This month’s record-breaking Kona-low storm that saw torrential rain, strong winds and floodwaters rushing through the streets of Honolulu was a sneak preview of Hawaii’s future during a warming planet.
Some of the year’s highest tides, on top of higher sea levels, plus some sizable wind-driven waves, conspired to make an already powerful storm that much worse, especially when it came to the flooding in coastal areas such as Waikiki and Kakaako.
“It was a compound event, a classic natural hazard with a climate change twist of lemon,” said Chip Fletcher, University of Hawaii professor of geology and coastal researcher.

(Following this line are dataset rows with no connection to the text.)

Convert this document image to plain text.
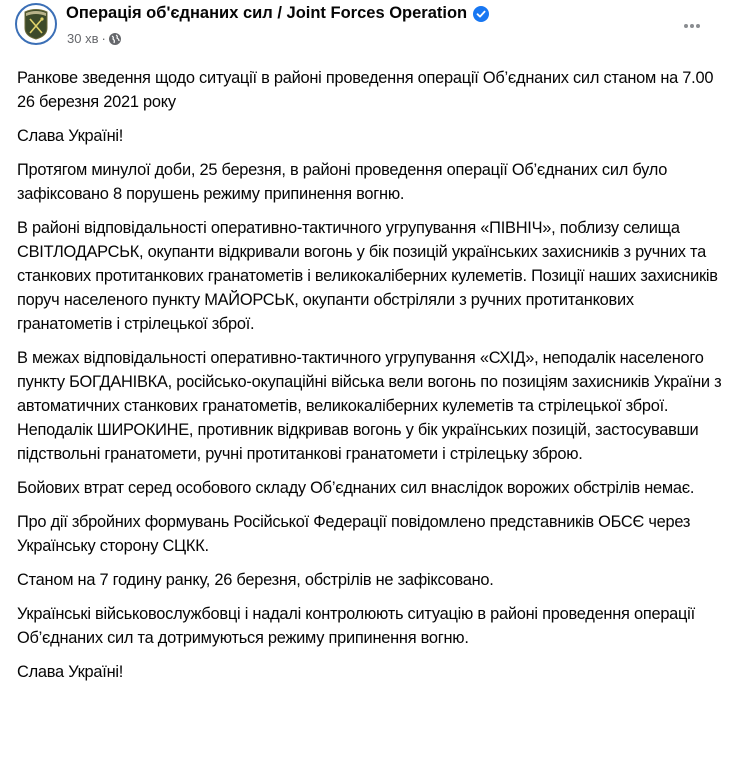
Операція об'єднаних сил / Joint Forces Operation
30 хв ·

Ранкове зведення щодо ситуації в районі проведення операції Об’єднаних сил станом на 7.00 26 березня 2021 року

Слава Україні!

Протягом минулої доби, 25 березня, в районі проведення операції Об’єднаних сил було зафіксовано 8 порушень режиму припинення вогню.

В районі відповідальності оперативно-тактичного угрупування «ПІВНІЧ», поблизу селища СВІТЛОДАРСЬК, окупанти відкривали вогонь у бік позицій українських захисників з ручних та станкових протитанкових гранатометів і великокаліберних кулеметів. Позиції наших захисників поруч населеного пункту МАЙОРСЬК, окупанти обстріляли з ручних протитанкових гранатометів і стрілецької зброї.

В межах відповідальності оперативно-тактичного угрупування «СХІД», неподалік населеного пункту БОГДАНІВКА, російсько-окупаційні війська вели вогонь по позиціям захисників України з автоматичних станкових гранатометів, великокаліберних кулеметів та стрілецької зброї. Неподалік ШИРОКИНЕ, противник відкривав вогонь у бік українських позицій, застосувавши підствольні гранатомети, ручні протитанкові гранатомети і стрілецьку зброю.

Бойових втрат серед особового складу Об’єднаних сил внаслідок ворожих обстрілів немає.

Про дії збройних формувань Російської Федерації повідомлено представників ОБСЄ через Українську сторону СЦКК.

Станом на 7 годину ранку, 26 березня, обстрілів не зафіксовано.

Українські військовослужбовці і надалі контролюють ситуацію в районі проведення операції Об’єднаних сил та дотримуються режиму припинення вогню.

Слава Україні!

The flooding not only damaged hundreds of properties across the island, it triggered at least nine Oahu sewage discharges into the ocean and swamped a Hawaiian Electric substation, knocking out power to thousands of residents and scores of buildings in downtown Honolulu.
As bad as it sounds, it could have been much worse.
John Bravender, warning coordination meteorologist with the National Weather Service in Honolulu, said fewer large bands of heavy rain and thunderstorms traveled across Oahu than forecasters originally feared. What’s more, a particularly large band of rain, estimated to have been dumping up to 3 inches an hour, moved offshore in the channel between Oahu and Kauai.
“If there had been a slight shift in location (of that band), Oahu could have gotten a lot more rain,” Bravender said. “Actually, we were lucky.”
Adam Weintraub, spokesman for the Hawaii Emergency Management Agency, said the Kona storm could have lingered over the islands for as long as two more days.
“The worst-case scenario was a lot worse than what we got,” Weintraub said.
As it was, heavy rain and strong winds swept over the state for three days, Dec. 5 to 7, dropping anywhere from 20 inches on the south-facing slope of Haleakala on Maui to nearly 6 inches at Hilo International Airport.
OAHU CONSISTENTLY appeared to get much of the worst of it, with three-day totals across the island ranging from 8-plus inches to nearly 13 inches.
Most of that precipitation fell Dec. 6, when Daniel K. Inouye International Airport recorded nearly 8 inches of rain, breaking the daily rainfall record and the single- day record for December. The 7.92 inches also came in second for the all-time single-day rainfall record, falling short of the previous record in 1958.
Kona storms typically occur during the hurricane offseason and are linked to an area of low pressure that sets up west or northwest of the islands.
Hawaii is ordinarily dominated by the tradewinds that blow in from the northeast. But the counterclockwise flow around a Kona low turns things around, bringing southwesterly winds sweeping over the islands from the Kona, or leeward, side.
These storms, which get their energy from the jet stream, draw moisture from the warm tropical waters to the south and unleash their fury in the form of heavy rain, hailstorms, flash floods, landslides, high winds, large surf, waterspouts, thunderstorms and blizzards atop Hawaii’s tallest mountains.
“This was a classic Kona low,” said Steven Businger, University of Hawaii professor of atmospheric sciences. “It really focused its atmospheric river on Maui and Oahu.”
Flash floods filled the parched gulches west of Kaupo on Maui and closed Piilani Highway and roads in the Kula area, while floodwaters swept over the Maui Meadows subdivision in South Maui, damaging homes and washing away vehicles.
ON OAHU a section of the H-1 freeway westbound through Honolulu was closed with waist-deep water near the Vineyard Boulevard offramp. On the Windward side of Oahu, flooding shut down Kamehameha Highway from Waiahole to Waikane.
Fletcher, the climate scientist and associate dean of UH’s School of Ocean and Earth Science and Technology, said the storm’s flooding was exacerbated by different factors, including the fact that the Honolulu tidal gauge showed ocean water levels 6 to 8 inches above the normal tide, which was already supposed to be at high tide. Strong Kona winds and waves of 6 to 10 feet also pushed water onshore and raised the water level on the coast.
“Then it was, ‘Let’s rain on top of that mess,’” he said. “Mother Nature was conspiring to bring multiple forces at once.”
Fletcher and his UH research group have identified coastal flooding as a major problem as sea level rise continues under the force of climate change and lifts the water table ever higher.
A 2017 study by colleague Shellie Habel and Fletcher found that groundwater inundation in urban Honolulu and Waikiki eventually will threaten some $5 billion in taxable real estate, nearly 30 miles of roadway and lots of other facilities and assets.
And it will happen regardless of whether any seawalls are built, a fact that will require special engineering, costly public works and other measures to deal with the standing water that will become commonplace in the decades ahead, the study said.
“Hopefully, we can learn something from this,” Fletcher said.